Abortion pills can be bought at the pharmacy, so why can’t birth control pills?

Since last Tuesday, the Australian abortion route has become significantly more accessible. A landmark decision was announced: have a stock of medication needed to terminate a pregnancy in all pharmacies, and have permission from all doctors and nurses to prescribe it.

Certainly, this change in policy will help to overcome the deep and longstanding sociocultural divides that are preventing many people from managing their own reproductive health care. While abortion is legal in all states and territories, the lottery of zip codes does not stop – as well as class, race, age, and ability – regularly impacting a person’s choices when it comes to terminating a pregnancy.

Australia has expanded access to medical abortion pills, but has yet to easily manufacture the birth control pill.

Australia has expanded access to medical abortion pills, but has yet to easily manufacture the birth control pill. Credit: Fiona-Lee Quimby

The same week as Australia announced plans to make medical abortion pills easier to access, the US introduced own historical health care measure, announced the birth control pill—commonly known as the “pill”—will be available at supermarkets and pharmacies without consulting a doctor. I purposely mentioned the pill’s abbreviation, as its abbreviation has deep historical relevance. “The pill” is a simple, uncomplicated moniker. When birth control pills were first introduced, mention of the pill was just – pill – allows women to be discreet in how they find drugs.

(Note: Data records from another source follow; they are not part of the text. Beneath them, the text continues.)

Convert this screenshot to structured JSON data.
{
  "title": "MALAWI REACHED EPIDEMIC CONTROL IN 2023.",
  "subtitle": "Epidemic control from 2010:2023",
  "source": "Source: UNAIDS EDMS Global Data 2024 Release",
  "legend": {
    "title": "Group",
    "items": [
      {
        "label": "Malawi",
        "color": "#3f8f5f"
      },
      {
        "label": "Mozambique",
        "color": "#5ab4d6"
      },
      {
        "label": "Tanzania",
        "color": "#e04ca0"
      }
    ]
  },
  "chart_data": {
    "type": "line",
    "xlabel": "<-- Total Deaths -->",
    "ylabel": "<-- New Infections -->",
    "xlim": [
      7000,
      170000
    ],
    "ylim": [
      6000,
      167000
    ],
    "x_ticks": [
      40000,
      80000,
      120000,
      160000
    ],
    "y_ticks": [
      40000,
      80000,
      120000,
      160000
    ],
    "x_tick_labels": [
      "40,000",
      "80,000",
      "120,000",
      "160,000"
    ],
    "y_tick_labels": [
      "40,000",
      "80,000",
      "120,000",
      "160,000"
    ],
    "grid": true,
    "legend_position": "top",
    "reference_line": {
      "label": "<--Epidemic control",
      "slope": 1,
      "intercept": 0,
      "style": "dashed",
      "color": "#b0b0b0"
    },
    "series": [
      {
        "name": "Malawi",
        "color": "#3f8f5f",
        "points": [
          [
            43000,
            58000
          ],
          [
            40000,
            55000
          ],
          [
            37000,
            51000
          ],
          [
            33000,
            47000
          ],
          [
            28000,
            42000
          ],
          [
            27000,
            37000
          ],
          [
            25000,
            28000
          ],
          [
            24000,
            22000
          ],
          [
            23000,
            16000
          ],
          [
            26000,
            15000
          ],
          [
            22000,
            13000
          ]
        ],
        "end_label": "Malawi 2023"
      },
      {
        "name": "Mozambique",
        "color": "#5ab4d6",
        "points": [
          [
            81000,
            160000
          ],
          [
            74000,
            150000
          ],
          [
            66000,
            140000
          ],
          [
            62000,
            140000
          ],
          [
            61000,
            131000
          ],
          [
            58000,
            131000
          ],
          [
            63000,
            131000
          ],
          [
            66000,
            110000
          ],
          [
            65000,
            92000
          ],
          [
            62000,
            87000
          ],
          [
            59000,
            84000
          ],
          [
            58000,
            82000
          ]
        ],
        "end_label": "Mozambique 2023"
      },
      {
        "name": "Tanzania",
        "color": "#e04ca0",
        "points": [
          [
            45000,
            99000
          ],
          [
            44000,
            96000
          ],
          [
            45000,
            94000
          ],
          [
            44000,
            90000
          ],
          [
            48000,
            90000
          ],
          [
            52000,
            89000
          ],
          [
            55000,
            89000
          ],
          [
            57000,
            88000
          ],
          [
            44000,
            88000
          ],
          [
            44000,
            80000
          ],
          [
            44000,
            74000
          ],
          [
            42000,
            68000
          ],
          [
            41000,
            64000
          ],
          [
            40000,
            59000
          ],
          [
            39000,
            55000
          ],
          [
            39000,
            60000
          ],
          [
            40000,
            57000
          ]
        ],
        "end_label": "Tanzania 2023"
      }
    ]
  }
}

Over time, the pill has come to represent something larger and more iconic than itself. Like the succinctness of its medical title, what lingers in the pill’s political DNA is a shortened path through which women can exist more freely in the world. Since the 1960s, it has given us the authority to manage our own reproductive choices, giving us more economic, social and familial freedom. That is the the pill: the pill is superior to all pills, at least in terms of how it works to change the old and oppressive cultural regimes that have dictated how women must manage their own bodies. So why this pill? prescription is still required in Australiaa trivial barrier, especially after the leaps and bounds made on home turf when it comes to access to abortion?

As long as people are having sex, there are measures – whether medical or otherwise – to prevent conception. As Margaret Talbot wrote for New Yorkers, The ancient Egyptians created vaginal plugs from crocodile droppings. The Greeks imagined that conception could be prevented by anointing the uterus with frankincense and myrrh.” And yet, despite these ancient rituals, regulations still pose barriers when it comes to managing one’s own reproductive organs in 2023.

Conversations around sex – and all of its complications – always start well before stepping into the GP’s or school nurse’s office for the first time. Between the heated conversations of schoolgirls, the slick online archive of pornography, and our messy journey to understanding our own bodies, we are introduced to sex before we have the tools to understand it. However, modern efforts to prevent access to contraceptives are still alive and well.


Currently, the logic in Australia is that access to abortion and contraception are closely linked.

However, as it stands, birth control pills don’t just help protect you from an unwanted pregnancy. It allows individuals to manage the sometimes debilitating headache of having the female reproductive system, putting fertility aside: possibly assisting with painful periods, reducing the risk of ovarian and uterine cancer, improving acne, and treating endometriosis and polycystic ovary syndrome (PCOS).